Die Liste der extrasolaren Welten wuchs 2007 kräftig an, spektakuläre Schnappschüsse lieferten neue Einblicke in nahe und ferne Geschehen und damit jede Menge Stoff zum Nachdenken. Damit das auch so bleibt, sorgten die Raumfahrtagenturen auch in diesem Jahr für Kundschafternachschub - wenn auch oftmals viel später als geplant.

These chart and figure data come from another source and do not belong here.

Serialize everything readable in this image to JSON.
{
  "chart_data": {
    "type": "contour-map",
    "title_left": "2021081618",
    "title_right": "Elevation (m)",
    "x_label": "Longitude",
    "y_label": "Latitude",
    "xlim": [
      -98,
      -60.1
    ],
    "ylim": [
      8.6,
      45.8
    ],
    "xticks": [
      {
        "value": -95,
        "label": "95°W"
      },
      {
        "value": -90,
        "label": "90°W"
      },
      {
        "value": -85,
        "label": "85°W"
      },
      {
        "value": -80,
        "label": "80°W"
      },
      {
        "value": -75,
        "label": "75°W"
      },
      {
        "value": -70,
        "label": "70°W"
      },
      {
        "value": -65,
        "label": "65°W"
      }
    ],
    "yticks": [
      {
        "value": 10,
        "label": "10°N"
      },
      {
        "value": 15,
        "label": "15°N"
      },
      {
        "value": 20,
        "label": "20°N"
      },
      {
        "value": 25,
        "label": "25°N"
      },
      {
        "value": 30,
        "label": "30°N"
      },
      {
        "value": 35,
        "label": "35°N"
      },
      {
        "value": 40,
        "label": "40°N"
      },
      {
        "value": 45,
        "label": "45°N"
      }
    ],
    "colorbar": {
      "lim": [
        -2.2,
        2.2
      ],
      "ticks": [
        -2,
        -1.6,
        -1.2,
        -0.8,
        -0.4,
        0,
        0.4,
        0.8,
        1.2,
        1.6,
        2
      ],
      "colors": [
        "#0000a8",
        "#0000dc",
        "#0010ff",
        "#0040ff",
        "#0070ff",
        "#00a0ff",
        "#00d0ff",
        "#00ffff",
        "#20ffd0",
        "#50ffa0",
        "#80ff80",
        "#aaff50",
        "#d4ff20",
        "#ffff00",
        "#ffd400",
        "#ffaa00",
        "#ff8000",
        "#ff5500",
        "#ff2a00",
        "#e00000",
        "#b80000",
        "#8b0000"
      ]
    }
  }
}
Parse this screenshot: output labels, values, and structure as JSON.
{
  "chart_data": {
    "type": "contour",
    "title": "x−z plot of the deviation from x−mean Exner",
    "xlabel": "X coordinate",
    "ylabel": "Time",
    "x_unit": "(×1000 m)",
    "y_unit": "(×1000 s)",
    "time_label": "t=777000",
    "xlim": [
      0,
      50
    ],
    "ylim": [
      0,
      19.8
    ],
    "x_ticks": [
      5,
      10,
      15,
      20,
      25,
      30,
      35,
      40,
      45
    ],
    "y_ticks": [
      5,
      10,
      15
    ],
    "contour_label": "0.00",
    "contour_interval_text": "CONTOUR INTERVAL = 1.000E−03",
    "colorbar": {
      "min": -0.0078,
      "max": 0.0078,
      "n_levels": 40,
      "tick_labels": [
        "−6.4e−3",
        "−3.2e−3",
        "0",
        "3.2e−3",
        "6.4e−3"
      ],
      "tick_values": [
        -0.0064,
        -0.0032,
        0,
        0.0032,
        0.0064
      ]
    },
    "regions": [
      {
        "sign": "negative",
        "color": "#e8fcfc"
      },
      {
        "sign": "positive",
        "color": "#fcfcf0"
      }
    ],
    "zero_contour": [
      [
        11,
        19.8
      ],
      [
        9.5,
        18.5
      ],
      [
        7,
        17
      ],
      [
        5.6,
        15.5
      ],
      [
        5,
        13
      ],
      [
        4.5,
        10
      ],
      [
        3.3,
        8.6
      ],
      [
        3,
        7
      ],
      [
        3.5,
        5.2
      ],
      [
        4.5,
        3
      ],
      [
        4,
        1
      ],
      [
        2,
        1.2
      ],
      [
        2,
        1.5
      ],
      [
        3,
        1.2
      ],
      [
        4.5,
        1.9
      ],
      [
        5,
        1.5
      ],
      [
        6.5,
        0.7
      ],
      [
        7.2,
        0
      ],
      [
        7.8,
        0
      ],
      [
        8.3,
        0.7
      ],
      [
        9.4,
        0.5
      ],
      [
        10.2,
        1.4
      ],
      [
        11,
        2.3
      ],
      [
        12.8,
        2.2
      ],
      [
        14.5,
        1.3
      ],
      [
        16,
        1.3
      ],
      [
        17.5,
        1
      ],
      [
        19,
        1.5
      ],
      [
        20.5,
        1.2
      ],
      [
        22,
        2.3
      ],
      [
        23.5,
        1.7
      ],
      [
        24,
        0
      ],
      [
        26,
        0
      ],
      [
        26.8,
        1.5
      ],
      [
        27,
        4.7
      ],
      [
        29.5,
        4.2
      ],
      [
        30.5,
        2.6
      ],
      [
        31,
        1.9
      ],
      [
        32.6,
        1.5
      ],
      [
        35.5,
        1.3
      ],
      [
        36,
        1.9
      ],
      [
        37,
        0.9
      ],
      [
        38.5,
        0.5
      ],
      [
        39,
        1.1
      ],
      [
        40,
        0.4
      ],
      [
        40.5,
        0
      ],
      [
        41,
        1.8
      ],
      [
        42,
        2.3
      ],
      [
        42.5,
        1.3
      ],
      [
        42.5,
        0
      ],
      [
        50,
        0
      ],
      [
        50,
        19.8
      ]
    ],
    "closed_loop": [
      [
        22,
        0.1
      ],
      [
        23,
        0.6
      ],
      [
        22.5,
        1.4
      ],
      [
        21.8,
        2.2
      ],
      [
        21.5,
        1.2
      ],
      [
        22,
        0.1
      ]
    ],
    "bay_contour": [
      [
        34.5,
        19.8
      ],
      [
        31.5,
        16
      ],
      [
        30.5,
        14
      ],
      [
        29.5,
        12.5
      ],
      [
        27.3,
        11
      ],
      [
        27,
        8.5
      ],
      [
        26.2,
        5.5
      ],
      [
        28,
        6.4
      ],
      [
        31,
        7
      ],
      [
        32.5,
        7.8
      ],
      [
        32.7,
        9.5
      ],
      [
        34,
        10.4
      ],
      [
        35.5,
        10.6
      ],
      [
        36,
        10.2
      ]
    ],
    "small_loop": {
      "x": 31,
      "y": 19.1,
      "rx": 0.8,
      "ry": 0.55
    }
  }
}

Es flimmerte über die Bildschirme, drang durch zahlreiche Lautsprecher, füllte Zeitungen und Magazine: der Fund des ersten erdähnlichen Exoplaneten – anderthalbmal so groß wie unser Heimatplanet, die fünffache Masse und damit der kleinste bekannte Planet außerhalb des Sonnensystems. Zusammen mit einigen Gasriesen umkreist er den Stern Gliese 581, einen rund zwanzig Lichtjahre entfernten Roten Zwerg im Sternbild Waage.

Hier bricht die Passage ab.